Comment un producteur d'énergie solaire déploie l'IA
Le groupe voulait monter dans le train de l'IA sans avoir la compétence en interne, ni savoir par où commencer. Il cherchait un partenaire de confiance et une approche claire : comment l'IA rend l'entreprise plus performante.
Un producteur indépendant d'énergie solaire
Un producteur indépendant d'énergie solaire, environ 250 collaborateurs, qui exploite un parc de plusieurs milliers de centrales photovoltaïques réparties sur le territoire.
Une intention claire, aucun point d'entrée
L'IA était déjà utilisée dans l'entreprise, mais individuellement, de façon fragmentée, très loin de ce qu'elle pouvait apporter. Aucun cadre commun, aucun cas d'usage priorisé, personne en interne pour porter le sujet. Le point commun de tous les métiers, lui, était limpide : la donnée existe, mais elle est éparpillée entre l'ERP maison, l'entrepôt de données, les outils de gestion et les documents. Trouver une réponse coûte plus cher que de la comprendre.
Développement, M&A, gestion d'actifs, data : des métiers, des données et des urgences qui n'ont rien à voir entre eux.
Le temps passé à naviguer d'un outil à l'autre avant même de commencer l'analyse.
Des usages individuels, aucune compétence IA en interne, et un poste dédié créé mais non pourvu.
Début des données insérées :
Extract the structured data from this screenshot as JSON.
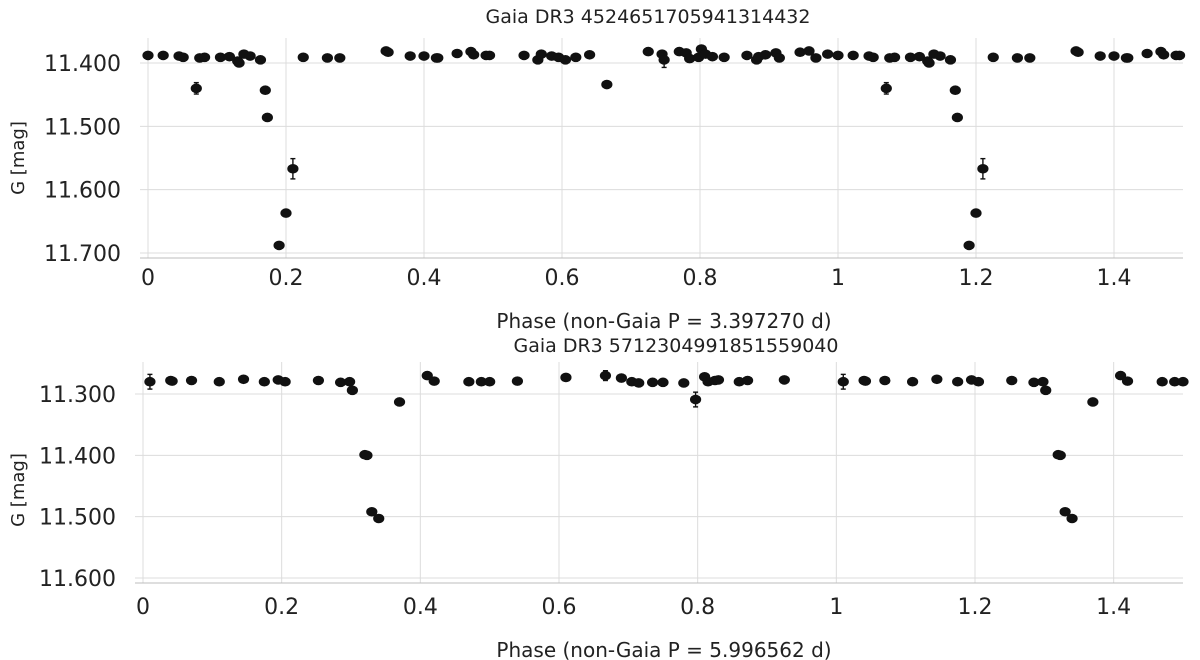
{
  "chart_data": [
    {
      "type": "scatter",
      "title": "Gaia DR3 4524651705941314432",
      "xlabel": "Phase (non-Gaia P = 3.397270 d)",
      "ylabel": "G [mag]",
      "xlim": [
        0,
        1.5
      ],
      "ylim": [
        11.37,
        11.71
      ],
      "y_inverted": true,
      "grid": true,
      "xticks": [
        0,
        0.2,
        0.4,
        0.6,
        0.8,
        1,
        1.2,
        1.4
      ],
      "xtick_labels": [
        "0",
        "0.2",
        "0.4",
        "0.6",
        "0.8",
        "1",
        "1.2",
        "1.4"
      ],
      "yticks": [
        11.4,
        11.5,
        11.6,
        11.7
      ],
      "ytick_labels": [
        "11.400",
        "11.500",
        "11.600",
        "11.700"
      ],
      "points": [
        {
          "x": 0.0,
          "y": 11.388
        },
        {
          "x": 0.022,
          "y": 11.388
        },
        {
          "x": 0.045,
          "y": 11.389
        },
        {
          "x": 0.051,
          "y": 11.391
        },
        {
          "x": 0.07,
          "y": 11.44,
          "err": 0.009
        },
        {
          "x": 0.075,
          "y": 11.392
        },
        {
          "x": 0.082,
          "y": 11.391
        },
        {
          "x": 0.105,
          "y": 11.391
        },
        {
          "x": 0.118,
          "y": 11.39
        },
        {
          "x": 0.13,
          "y": 11.397
        },
        {
          "x": 0.132,
          "y": 11.4
        },
        {
          "x": 0.139,
          "y": 11.386
        },
        {
          "x": 0.148,
          "y": 11.389
        },
        {
          "x": 0.163,
          "y": 11.395
        },
        {
          "x": 0.17,
          "y": 11.443
        },
        {
          "x": 0.173,
          "y": 11.486
        },
        {
          "x": 0.19,
          "y": 11.688
        },
        {
          "x": 0.2,
          "y": 11.637
        },
        {
          "x": 0.21,
          "y": 11.567,
          "err": 0.016
        },
        {
          "x": 0.225,
          "y": 11.391
        },
        {
          "x": 0.26,
          "y": 11.392
        },
        {
          "x": 0.278,
          "y": 11.392
        },
        {
          "x": 0.345,
          "y": 11.381
        },
        {
          "x": 0.348,
          "y": 11.383
        },
        {
          "x": 0.38,
          "y": 11.389
        },
        {
          "x": 0.4,
          "y": 11.389
        },
        {
          "x": 0.418,
          "y": 11.392
        },
        {
          "x": 0.42,
          "y": 11.392
        },
        {
          "x": 0.448,
          "y": 11.385
        },
        {
          "x": 0.468,
          "y": 11.382
        },
        {
          "x": 0.472,
          "y": 11.387
        },
        {
          "x": 0.49,
          "y": 11.388
        },
        {
          "x": 0.495,
          "y": 11.388
        },
        {
          "x": 0.545,
          "y": 11.388
        },
        {
          "x": 0.565,
          "y": 11.395
        },
        {
          "x": 0.57,
          "y": 11.386
        },
        {
          "x": 0.585,
          "y": 11.389
        },
        {
          "x": 0.595,
          "y": 11.391
        },
        {
          "x": 0.605,
          "y": 11.395
        },
        {
          "x": 0.62,
          "y": 11.391
        },
        {
          "x": 0.64,
          "y": 11.387
        },
        {
          "x": 0.665,
          "y": 11.434
        },
        {
          "x": 0.725,
          "y": 11.382
        },
        {
          "x": 0.745,
          "y": 11.386
        },
        {
          "x": 0.748,
          "y": 11.395,
          "err": 0.012
        },
        {
          "x": 0.77,
          "y": 11.382
        },
        {
          "x": 0.78,
          "y": 11.384
        },
        {
          "x": 0.785,
          "y": 11.393
        },
        {
          "x": 0.798,
          "y": 11.391
        },
        {
          "x": 0.802,
          "y": 11.378
        },
        {
          "x": 0.808,
          "y": 11.386
        },
        {
          "x": 0.818,
          "y": 11.39
        },
        {
          "x": 0.835,
          "y": 11.391
        },
        {
          "x": 0.868,
          "y": 11.388
        },
        {
          "x": 0.882,
          "y": 11.395
        },
        {
          "x": 0.885,
          "y": 11.39
        },
        {
          "x": 0.895,
          "y": 11.387
        },
        {
          "x": 0.91,
          "y": 11.384
        },
        {
          "x": 0.915,
          "y": 11.392
        },
        {
          "x": 0.945,
          "y": 11.383
        },
        {
          "x": 0.958,
          "y": 11.381
        },
        {
          "x": 0.968,
          "y": 11.392
        },
        {
          "x": 0.985,
          "y": 11.386
        },
        {
          "x": 1.0,
          "y": 11.388
        },
        {
          "x": 1.022,
          "y": 11.388
        },
        {
          "x": 1.045,
          "y": 11.389
        },
        {
          "x": 1.051,
          "y": 11.391
        },
        {
          "x": 1.07,
          "y": 11.44,
          "err": 0.009
        },
        {
          "x": 1.075,
          "y": 11.392
        },
        {
          "x": 1.082,
          "y": 11.391
        },
        {
          "x": 1.105,
          "y": 11.391
        },
        {
          "x": 1.118,
          "y": 11.39
        },
        {
          "x": 1.13,
          "y": 11.397
        },
        {
          "x": 1.132,
          "y": 11.4
        },
        {
          "x": 1.139,
          "y": 11.386
        },
        {
          "x": 1.148,
          "y": 11.389
        },
        {
          "x": 1.163,
          "y": 11.395
        },
        {
          "x": 1.17,
          "y": 11.443
        },
        {
          "x": 1.173,
          "y": 11.486
        },
        {
          "x": 1.19,
          "y": 11.688
        },
        {
          "x": 1.2,
          "y": 11.637
        },
        {
          "x": 1.21,
          "y": 11.567,
          "err": 0.016
        },
        {
          "x": 1.225,
          "y": 11.391
        },
        {
          "x": 1.26,
          "y": 11.392
        },
        {
          "x": 1.278,
          "y": 11.392
        },
        {
          "x": 1.345,
          "y": 11.381
        },
        {
          "x": 1.348,
          "y": 11.383
        },
        {
          "x": 1.38,
          "y": 11.389
        },
        {
          "x": 1.4,
          "y": 11.389
        },
        {
          "x": 1.418,
          "y": 11.392
        },
        {
          "x": 1.42,
          "y": 11.392
        },
        {
          "x": 1.448,
          "y": 11.385
        },
        {
          "x": 1.468,
          "y": 11.382
        },
        {
          "x": 1.472,
          "y": 11.387
        },
        {
          "x": 1.49,
          "y": 11.388
        },
        {
          "x": 1.495,
          "y": 11.388
        }
      ]
    },
    {
      "type": "scatter",
      "title": "Gaia DR3 5712304991851559040",
      "xlabel": "Phase (non-Gaia P = 5.996562 d)",
      "ylabel": "G [mag]",
      "xlim": [
        0,
        1.5
      ],
      "ylim": [
        11.24,
        11.61
      ],
      "y_inverted": true,
      "grid": true,
      "xticks": [
        0,
        0.2,
        0.4,
        0.6,
        0.8,
        1,
        1.2,
        1.4
      ],
      "xtick_labels": [
        "0",
        "0.2",
        "0.4",
        "0.6",
        "0.8",
        "1",
        "1.2",
        "1.4"
      ],
      "yticks": [
        11.3,
        11.4,
        11.5,
        11.6
      ],
      "ytick_labels": [
        "11.300",
        "11.400",
        "11.500",
        "11.600"
      ],
      "points": [
        {
          "x": 0.01,
          "y": 11.28,
          "err": 0.012
        },
        {
          "x": 0.04,
          "y": 11.278
        },
        {
          "x": 0.042,
          "y": 11.279
        },
        {
          "x": 0.07,
          "y": 11.278
        },
        {
          "x": 0.11,
          "y": 11.28
        },
        {
          "x": 0.145,
          "y": 11.276
        },
        {
          "x": 0.175,
          "y": 11.28
        },
        {
          "x": 0.195,
          "y": 11.277
        },
        {
          "x": 0.205,
          "y": 11.28
        },
        {
          "x": 0.253,
          "y": 11.278
        },
        {
          "x": 0.285,
          "y": 11.281
        },
        {
          "x": 0.298,
          "y": 11.28
        },
        {
          "x": 0.302,
          "y": 11.294
        },
        {
          "x": 0.32,
          "y": 11.399
        },
        {
          "x": 0.323,
          "y": 11.4
        },
        {
          "x": 0.33,
          "y": 11.492
        },
        {
          "x": 0.34,
          "y": 11.503
        },
        {
          "x": 0.37,
          "y": 11.313
        },
        {
          "x": 0.41,
          "y": 11.27
        },
        {
          "x": 0.42,
          "y": 11.279
        },
        {
          "x": 0.47,
          "y": 11.28
        },
        {
          "x": 0.488,
          "y": 11.28
        },
        {
          "x": 0.5,
          "y": 11.28
        },
        {
          "x": 0.54,
          "y": 11.279
        },
        {
          "x": 0.61,
          "y": 11.273
        },
        {
          "x": 0.667,
          "y": 11.27,
          "err": 0.008
        },
        {
          "x": 0.69,
          "y": 11.274
        },
        {
          "x": 0.705,
          "y": 11.28
        },
        {
          "x": 0.715,
          "y": 11.282
        },
        {
          "x": 0.735,
          "y": 11.281
        },
        {
          "x": 0.75,
          "y": 11.281
        },
        {
          "x": 0.78,
          "y": 11.282
        },
        {
          "x": 0.797,
          "y": 11.309,
          "err": 0.012
        },
        {
          "x": 0.81,
          "y": 11.272
        },
        {
          "x": 0.815,
          "y": 11.28
        },
        {
          "x": 0.825,
          "y": 11.278
        },
        {
          "x": 0.83,
          "y": 11.277
        },
        {
          "x": 0.86,
          "y": 11.28
        },
        {
          "x": 0.872,
          "y": 11.278
        },
        {
          "x": 0.925,
          "y": 11.277
        },
        {
          "x": 1.01,
          "y": 11.28,
          "err": 0.012
        },
        {
          "x": 1.04,
          "y": 11.278
        },
        {
          "x": 1.042,
          "y": 11.279
        },
        {
          "x": 1.07,
          "y": 11.278
        },
        {
          "x": 1.11,
          "y": 11.28
        },
        {
          "x": 1.145,
          "y": 11.276
        },
        {
          "x": 1.175,
          "y": 11.28
        },
        {
          "x": 1.195,
          "y": 11.277
        },
        {
          "x": 1.205,
          "y": 11.28
        },
        {
          "x": 1.253,
          "y": 11.278
        },
        {
          "x": 1.285,
          "y": 11.281
        },
        {
          "x": 1.298,
          "y": 11.28
        },
        {
          "x": 1.302,
          "y": 11.294
        },
        {
          "x": 1.32,
          "y": 11.399
        },
        {
          "x": 1.323,
          "y": 11.4
        },
        {
          "x": 1.33,
          "y": 11.492
        },
        {
          "x": 1.34,
          "y": 11.503
        },
        {
          "x": 1.37,
          "y": 11.313
        },
        {
          "x": 1.41,
          "y": 11.27
        },
        {
          "x": 1.42,
          "y": 11.279
        },
        {
          "x": 1.47,
          "y": 11.28
        },
        {
          "x": 1.488,
          "y": 11.28
        },
        {
          "x": 1.5,
          "y": 11.28
        }
      ]
    }
  ]
}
Un fil rouge unique : rendre la donnée de l'entreprise accessible en langage naturel, là où elle crée de la performance. Quatre cas d'usage livrés, chacun sur les vraies données de son métier.
01La performance des centrales, interrogeable en langage naturel
Le parc compte plusieurs milliers de centrales dont la performance se suit à travers plusieurs outils qui ne se parlent pas. Nous avons connecté l'IA à l'entrepôt de données de l'entreprise pour que les données de production deviennent interrogeables directement, sans passer par un tableau de bord ni par un export. L'équipe pose sa question, obtient la réponse sourcée, et bascule le temps gagné sur ce qui compte vraiment : analyser plus de centrales, plus en profondeur, pour cibler les vraies causes de pertes.
02Des data rooms M&A qui répondent aux questions
Chaque acquisition ouvre une data room de centaines de documents, dont une part significative de scans, et des modèles financiers à trente mille formules. L'équipe M&A dispose désormais d'un assistant qui lit l'ensemble, croise les documents entre eux, audite les modèles et fait remonter les incohérences. Ce qui se jouait en lecture linéaire devient une conversation avec le dossier.
03Le développement commercial qui remonte jusqu'au bon interlocuteur
Identifier une toiture exploitable, c'est facile. Savoir à qui parler, beaucoup moins. Le pipeline part d'une cartographie, estime la consommation du site, remonte au propriétaire foncier, puis à l'exploitant réel, vérifie le lien entre les deux, et sort le contact du dirigeant. Environ 40 % des leads ressortent enrichis, au niveau des standards du marché, sans qu'un commercial ait eu à chercher.
04Un wiki interne que tout le monde peut interroger
La documentation métier de l'ERP maison vivait dans des fichiers que peu de gens savaient lire. Elle est devenue un wiki interrogeable en langage naturel par n'importe quelle équipe, puis le même moteur a été étendu à l'outil comptable. Les équipes métier l'ont testé et adopté : la connaissance ne dépend plus de la personne qui la détient.
05Le traitement de la donnée et la sécurité, main dans la main avec la DSI
Chaque cas d'usage repose sur un vrai travail de traitement de données en amont : cartographier les sources, comprendre les schémas, nettoyer et structurer avant de brancher quoi que ce soit. Tout ce chantier est mené avec la DSI et le responsable de la sécurité des systèmes d'information : périmètres d'accès définis direction par direction, connexions validées avant déploiement, données qui restent dans l'environnement de l'entreprise. C'est la condition pour passer du POC à l'échelle.